What was actually exposed
One file, helpfully named “importantAWStokens,” contained admin credentials for three AWS GovCloud accounts. Another exposed plaintext credentials for internal systems.
Beyond the passwords, the repo included GitHub tokens, sensitive YAML configuration files, and references to CISA’s own software-building environment. That last detail is particularly concerning because it suggests the exposure touched the agency’s internal software supply chain.
After GitGuardian flagged the issue, the repository was taken down within approximately 26 hours, by May 15, 2026. Some of the exposed AWS keys remained valid for an additional 48 hours after the repo was deactivated.
CISA has stated there is currently no indication that any sensitive data was compromised as a result of the incident.
The irony is doing heavy lifting
Independent journalist Brian Krebs first reported on the exposure. The incident was a contractor problem, not a direct CISA employee error. The fact that a contractor’s repo contained references to CISA’s own build environment echoes the kind of supply chain risk the agency has spent years telling others to mitigate, most notably in the wake of the SolarWinds attack in 2020.

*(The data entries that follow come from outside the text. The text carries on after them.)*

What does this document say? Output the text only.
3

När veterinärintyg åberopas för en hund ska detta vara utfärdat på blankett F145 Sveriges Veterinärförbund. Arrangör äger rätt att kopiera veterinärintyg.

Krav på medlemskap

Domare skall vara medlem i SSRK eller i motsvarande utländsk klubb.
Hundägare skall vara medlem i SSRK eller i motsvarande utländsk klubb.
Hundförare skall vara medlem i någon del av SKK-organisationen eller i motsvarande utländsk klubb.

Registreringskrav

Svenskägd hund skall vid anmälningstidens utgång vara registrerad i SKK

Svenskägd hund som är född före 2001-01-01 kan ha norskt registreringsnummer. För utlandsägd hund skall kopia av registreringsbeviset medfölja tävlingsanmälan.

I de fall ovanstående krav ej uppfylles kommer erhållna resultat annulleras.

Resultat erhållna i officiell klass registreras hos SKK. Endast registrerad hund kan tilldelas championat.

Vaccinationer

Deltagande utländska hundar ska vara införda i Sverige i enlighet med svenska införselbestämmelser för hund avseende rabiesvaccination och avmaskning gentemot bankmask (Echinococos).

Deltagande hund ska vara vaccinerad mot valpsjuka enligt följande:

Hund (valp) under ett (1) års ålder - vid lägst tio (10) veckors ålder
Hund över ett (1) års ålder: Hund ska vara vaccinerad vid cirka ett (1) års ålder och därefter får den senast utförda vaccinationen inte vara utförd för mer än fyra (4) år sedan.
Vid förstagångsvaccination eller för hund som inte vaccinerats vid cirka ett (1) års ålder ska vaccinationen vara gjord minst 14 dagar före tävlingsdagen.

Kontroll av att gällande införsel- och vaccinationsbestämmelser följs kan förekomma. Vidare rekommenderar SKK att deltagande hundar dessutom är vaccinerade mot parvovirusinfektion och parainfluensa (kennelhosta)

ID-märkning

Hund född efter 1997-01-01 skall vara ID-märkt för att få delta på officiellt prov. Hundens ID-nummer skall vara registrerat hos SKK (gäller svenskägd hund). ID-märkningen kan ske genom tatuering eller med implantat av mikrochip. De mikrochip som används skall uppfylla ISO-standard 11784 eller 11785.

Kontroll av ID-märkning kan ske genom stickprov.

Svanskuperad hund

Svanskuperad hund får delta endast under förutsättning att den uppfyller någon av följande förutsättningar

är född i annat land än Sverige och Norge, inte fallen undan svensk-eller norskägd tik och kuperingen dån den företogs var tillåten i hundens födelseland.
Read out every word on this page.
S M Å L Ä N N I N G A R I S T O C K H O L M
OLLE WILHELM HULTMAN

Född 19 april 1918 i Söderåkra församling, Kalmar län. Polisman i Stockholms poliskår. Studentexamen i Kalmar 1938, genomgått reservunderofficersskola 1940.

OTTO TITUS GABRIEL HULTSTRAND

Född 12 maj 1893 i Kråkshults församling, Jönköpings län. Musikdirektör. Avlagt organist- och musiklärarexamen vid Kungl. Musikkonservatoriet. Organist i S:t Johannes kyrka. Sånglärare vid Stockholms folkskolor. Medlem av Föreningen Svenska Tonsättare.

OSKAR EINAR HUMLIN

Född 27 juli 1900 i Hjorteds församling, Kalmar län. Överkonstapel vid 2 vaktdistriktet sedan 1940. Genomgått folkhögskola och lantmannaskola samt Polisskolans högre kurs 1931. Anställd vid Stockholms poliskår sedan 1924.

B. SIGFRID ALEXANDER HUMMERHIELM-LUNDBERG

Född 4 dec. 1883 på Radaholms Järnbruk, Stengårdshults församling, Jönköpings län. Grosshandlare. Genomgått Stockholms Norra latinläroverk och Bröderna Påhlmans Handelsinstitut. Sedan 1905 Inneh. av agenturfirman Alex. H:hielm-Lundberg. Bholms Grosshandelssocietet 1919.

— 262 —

Why crypto and digital asset firms should pay attention
For crypto firms relying on AWS, GCP, or Azure for custody infrastructure, node operations, or exchange backends, this incident is a case study in what not to do. Cloud keys with administrative access are functionally equivalent to private keys in the blockchain world. The fact that CISA’s exposed keys remained valid for 48 hours post-takedown would have been more than enough time for an attacker to pivot through connected systems.
A protocol can have a flawless audit from a top-tier firm and still get compromised because someone on the DevOps team pushed a .env file to a public repo. The same CI/CD pipelines, the same Kubernetes clusters, the same cloud provider APIs that power government systems also underpin major crypto exchanges and custodians.